司徒歆和司徒毓早就不上宫学了,他们上学那会儿,跟现在的先生也有好几个不那么一样,因此,除了一些惯例,其他的也没发表什么意见,倒是司徒晞,一直很耐心地跟司徒瑾说着宫学如今的情况,然后又说道:“其实就算是学问上头有什么不对的地方,先生也只会找伴读的麻烦!说起来,还不知道小七你的伴读是谁呢?”
司徒瑾没心没肺地说道:“母后帮我找好了,不过我还没见过!听母后说,其中一个是谢家的表兄,还有一个似乎是三姑母家的表兄!”
所谓谢家的表兄自然是谢皇后的娘家侄子,谢皇后娘家因为谢皇后的缘故,又得了一个承恩公的爵位,这个是可以沿袭三代的,不过,这个爵位是戴在谢皇后的生父头上的,他原本就有个侯爷的爵位,这个爵位也没撤销,但是,按照嫡长子继承制,这些都会由嫡长子继承,其他儿子毛都没有。

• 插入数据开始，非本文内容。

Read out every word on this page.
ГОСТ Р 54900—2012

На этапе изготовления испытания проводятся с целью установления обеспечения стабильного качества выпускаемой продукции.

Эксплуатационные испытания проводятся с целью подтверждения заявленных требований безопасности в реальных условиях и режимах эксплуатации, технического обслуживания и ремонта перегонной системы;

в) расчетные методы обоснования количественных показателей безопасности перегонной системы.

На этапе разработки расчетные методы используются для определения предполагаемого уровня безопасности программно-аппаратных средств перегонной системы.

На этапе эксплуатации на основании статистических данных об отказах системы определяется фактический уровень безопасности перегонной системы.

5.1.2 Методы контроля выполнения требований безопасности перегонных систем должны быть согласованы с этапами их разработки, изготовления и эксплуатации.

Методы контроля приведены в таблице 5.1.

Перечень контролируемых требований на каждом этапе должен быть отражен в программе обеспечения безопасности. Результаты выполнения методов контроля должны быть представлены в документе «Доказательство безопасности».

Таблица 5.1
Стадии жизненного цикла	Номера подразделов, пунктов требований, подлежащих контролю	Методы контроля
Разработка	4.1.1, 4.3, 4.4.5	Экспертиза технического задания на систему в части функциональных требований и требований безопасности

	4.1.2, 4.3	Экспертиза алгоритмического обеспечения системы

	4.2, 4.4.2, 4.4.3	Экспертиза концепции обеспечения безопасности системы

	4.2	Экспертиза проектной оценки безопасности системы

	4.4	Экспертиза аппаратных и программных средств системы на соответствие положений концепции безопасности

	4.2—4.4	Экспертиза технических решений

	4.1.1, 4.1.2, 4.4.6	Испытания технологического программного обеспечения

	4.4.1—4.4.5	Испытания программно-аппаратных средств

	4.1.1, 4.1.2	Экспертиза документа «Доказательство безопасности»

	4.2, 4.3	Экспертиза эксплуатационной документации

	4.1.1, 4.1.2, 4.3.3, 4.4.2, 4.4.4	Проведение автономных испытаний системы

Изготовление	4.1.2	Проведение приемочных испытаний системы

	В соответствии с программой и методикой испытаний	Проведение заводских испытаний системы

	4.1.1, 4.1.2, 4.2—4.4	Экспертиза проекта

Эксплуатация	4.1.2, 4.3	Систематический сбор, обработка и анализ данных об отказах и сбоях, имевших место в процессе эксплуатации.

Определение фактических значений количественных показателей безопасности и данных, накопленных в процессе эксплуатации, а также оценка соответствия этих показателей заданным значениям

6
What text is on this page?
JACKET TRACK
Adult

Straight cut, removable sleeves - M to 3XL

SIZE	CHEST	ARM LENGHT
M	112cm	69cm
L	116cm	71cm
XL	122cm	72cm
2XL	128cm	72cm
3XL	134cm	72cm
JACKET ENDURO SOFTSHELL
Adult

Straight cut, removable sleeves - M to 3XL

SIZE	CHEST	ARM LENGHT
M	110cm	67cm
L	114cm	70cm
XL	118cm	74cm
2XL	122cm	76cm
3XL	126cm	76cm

谢家其实已经开始转文,但是因为出了个皇后的缘故,也只能暂缓了,毕竟,作为外戚,就算是考上了,也是得不了重用的,因此,谢皇后的二哥谢思贤干脆走上了名士的路子,他跟着某位曾经是大儒的高僧学了几年,精于书画,如今在京中也颇有名气。
谢皇后选中的就是谢思贤的次子谢如柏,谢思贤的长子谢如松已经十一岁了,之前考上了童生,秀才还差一点,次子才智比起长子还要平庸一些,谢皇后跟娘家商议了一下之后,干脆就选中了这个侄子,先在司徒瑾身边做几年伴读,回头大一点了,谋个龙禁尉的缺,回头再做个御前侍卫什么的,放出去也能混个四五品的武官,前途也算是不错了。